Before the dawn of refrigeration, people used these methods of preservation to allow meats to last longer without making people sick. Using curing salts and spices to draw out moisture and reduce the risk of mold and bacteria growth in the meats, cooks were able to provide meat and nutrients in situations that would have ordinarily made this impossible. Jerky, sausages, pâtés, gravlax, and bacon are all forms of preserved meats using these methods and they’ve been around forever! Today, these meats are preserved for their flavors more than their long shelf life. We have fridges everywhere and don’t necessarily need preserved meats for nutrition. Thankfully, people loved these foods for their flavor profiles and the way they paired with other things, namely cheese!
Enter the cheeseboard!
A cheeseboard (or cheese course) is often served at the end of a meal, frequently replacing dessert. It has also become popular as an appetizer course when gatherings and parties are hosted in a more relaxed atmosphere. A cheeseboard typically has multiple cheeses with accompaniments, such as charcuterie (see above), crackers, baguette, berries, nuts, crisp veggies, mustard, honey or chutney. Port or other dessert wines may be served with a cheeseboard as well as various types of wine depending on the party or occasion.
When you combine these two delicious food categories, you end up with a complete meal that’s both satisfying and delectable. It can be customized any way you like and is probably one of the easiest ways to serve food to a group, large or small! We give mad props to whoever came up with this beautiful invention. They either were incredibly rushed and slapped some stuff together, or incredibly ingenious and knew everyone would get a kick out of mixing and combining the never ending flavor combos.
So what should you plan on including with your cheeseboard?
Here are some simple tips to start you off. We’ll get into different cheeses and pairings in another post, but for now, this should give you some ideas to get you started:
To start with, a medium sized butcher block or other type of board. We have small, medium and large maple butcher blocks that we pull out for get-togethers. We use a simple plastic board if we are taking it to the beach. Medium is a good multipurpose size to start with.
For each person expected to partake…
- 1 to 2 ounces of cheese (up to 4 ounces if it’s the main dish at your party)
- 3 tablespoons nuts (candied or spiced nuts are a huge hit!)
- 5 pieces of fruit (we like to have variety so we often serve berries, grapes and something crisp like apples.)
- A small handful of crisp vegetables (carrot sticks, celery, pickles, etc.)
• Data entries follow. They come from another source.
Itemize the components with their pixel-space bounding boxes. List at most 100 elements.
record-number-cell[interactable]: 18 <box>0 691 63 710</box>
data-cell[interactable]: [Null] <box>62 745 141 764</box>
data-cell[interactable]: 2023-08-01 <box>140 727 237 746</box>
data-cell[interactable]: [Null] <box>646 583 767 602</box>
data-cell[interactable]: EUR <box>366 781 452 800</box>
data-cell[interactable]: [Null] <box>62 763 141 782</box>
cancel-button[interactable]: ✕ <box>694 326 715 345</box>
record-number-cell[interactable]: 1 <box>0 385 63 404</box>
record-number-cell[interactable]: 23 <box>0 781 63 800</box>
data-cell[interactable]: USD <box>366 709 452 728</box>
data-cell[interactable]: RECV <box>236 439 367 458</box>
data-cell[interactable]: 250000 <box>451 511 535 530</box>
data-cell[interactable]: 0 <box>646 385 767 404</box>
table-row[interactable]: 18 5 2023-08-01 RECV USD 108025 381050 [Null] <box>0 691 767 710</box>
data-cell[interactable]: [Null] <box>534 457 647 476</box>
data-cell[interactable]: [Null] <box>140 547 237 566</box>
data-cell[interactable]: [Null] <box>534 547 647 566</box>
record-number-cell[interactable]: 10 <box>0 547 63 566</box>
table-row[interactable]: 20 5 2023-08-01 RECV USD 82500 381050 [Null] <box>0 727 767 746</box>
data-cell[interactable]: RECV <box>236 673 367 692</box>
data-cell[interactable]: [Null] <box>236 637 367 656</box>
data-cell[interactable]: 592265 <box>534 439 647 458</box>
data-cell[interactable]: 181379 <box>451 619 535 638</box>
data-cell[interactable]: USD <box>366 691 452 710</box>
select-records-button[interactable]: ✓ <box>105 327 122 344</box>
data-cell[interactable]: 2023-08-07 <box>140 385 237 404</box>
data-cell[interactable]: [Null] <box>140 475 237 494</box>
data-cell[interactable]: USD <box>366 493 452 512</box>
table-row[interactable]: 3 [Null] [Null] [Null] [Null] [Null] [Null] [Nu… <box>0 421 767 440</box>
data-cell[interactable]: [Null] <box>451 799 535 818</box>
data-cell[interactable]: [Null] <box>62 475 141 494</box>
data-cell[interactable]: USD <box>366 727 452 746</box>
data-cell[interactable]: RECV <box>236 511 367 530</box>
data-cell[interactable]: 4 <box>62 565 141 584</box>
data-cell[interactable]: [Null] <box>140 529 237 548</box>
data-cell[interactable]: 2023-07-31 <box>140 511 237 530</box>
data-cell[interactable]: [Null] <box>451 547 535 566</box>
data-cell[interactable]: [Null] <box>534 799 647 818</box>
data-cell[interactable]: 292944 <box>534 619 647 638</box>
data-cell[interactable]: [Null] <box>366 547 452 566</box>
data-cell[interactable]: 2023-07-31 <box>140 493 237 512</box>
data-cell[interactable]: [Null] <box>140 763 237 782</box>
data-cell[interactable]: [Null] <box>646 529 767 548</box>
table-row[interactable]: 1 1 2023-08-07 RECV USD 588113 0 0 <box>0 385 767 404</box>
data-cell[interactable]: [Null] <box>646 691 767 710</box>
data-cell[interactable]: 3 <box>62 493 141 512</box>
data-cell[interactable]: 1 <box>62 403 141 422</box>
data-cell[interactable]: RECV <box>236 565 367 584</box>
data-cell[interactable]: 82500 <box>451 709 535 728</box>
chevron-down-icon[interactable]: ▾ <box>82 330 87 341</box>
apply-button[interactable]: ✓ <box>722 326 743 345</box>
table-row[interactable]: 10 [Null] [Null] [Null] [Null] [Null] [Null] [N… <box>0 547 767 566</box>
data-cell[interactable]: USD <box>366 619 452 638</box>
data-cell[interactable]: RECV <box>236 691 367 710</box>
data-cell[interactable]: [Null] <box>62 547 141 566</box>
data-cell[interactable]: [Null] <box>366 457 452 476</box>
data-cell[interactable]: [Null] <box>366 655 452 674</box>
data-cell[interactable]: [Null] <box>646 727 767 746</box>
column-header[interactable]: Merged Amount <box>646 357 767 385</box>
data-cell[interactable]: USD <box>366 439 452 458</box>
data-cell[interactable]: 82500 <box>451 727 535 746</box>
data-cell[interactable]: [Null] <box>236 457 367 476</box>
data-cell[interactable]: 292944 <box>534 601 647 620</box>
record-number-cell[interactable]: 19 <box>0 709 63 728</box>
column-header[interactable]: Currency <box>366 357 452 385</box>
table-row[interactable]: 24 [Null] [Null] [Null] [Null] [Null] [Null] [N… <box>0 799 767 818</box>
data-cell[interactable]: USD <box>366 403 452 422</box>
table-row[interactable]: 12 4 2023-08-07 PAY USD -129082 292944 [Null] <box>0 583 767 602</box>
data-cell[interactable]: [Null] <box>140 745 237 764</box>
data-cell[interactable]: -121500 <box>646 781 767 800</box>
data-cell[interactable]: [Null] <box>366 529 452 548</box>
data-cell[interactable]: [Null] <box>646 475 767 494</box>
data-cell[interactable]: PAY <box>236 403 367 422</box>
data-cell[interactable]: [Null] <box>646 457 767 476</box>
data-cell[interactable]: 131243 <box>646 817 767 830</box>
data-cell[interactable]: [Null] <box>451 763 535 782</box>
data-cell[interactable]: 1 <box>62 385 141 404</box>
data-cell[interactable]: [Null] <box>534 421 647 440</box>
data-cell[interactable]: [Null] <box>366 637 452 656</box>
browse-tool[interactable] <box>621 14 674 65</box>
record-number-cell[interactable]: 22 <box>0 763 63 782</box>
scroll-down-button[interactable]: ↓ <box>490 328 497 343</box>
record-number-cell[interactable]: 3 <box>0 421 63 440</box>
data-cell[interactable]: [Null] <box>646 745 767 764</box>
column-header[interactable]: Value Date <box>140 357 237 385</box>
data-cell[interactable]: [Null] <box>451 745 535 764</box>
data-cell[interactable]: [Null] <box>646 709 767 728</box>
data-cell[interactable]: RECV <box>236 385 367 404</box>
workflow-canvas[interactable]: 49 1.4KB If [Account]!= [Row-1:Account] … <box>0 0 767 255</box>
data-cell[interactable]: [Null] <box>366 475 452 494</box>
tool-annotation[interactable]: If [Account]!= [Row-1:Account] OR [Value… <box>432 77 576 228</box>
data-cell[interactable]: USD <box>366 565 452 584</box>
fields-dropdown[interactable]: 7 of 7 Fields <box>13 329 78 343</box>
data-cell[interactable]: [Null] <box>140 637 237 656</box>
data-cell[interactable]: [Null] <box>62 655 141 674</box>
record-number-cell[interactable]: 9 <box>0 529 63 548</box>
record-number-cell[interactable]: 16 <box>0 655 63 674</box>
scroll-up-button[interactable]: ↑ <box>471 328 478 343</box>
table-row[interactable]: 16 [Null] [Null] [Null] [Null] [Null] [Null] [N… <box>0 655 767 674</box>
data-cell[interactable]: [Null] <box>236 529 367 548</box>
- 3 ounces of preserved meats ( We will probably do a whole post on what meats to include. Stay tuned!!!)
- 3 to 4 tablespoons of various condiments (think mustard, honey, chutney, relish etc.)
- 3 to 4 slices of toasted baguette or crackers
Remember that its always better to have too much than too little. Within these items, pick what you like to eat and we suggest trying one or two different items in a new flavor or variety than you are used to. When it comes to the cheeses and meats (the most expensive part of the board!) we usually set a budget and go from there. If we can afford it, we’ll talk to our cheese lady and see what she suggests. No one knows their cheeses like the purveyor or cheese maker themselves and they can usually work within your budget while still introducing you to great new products.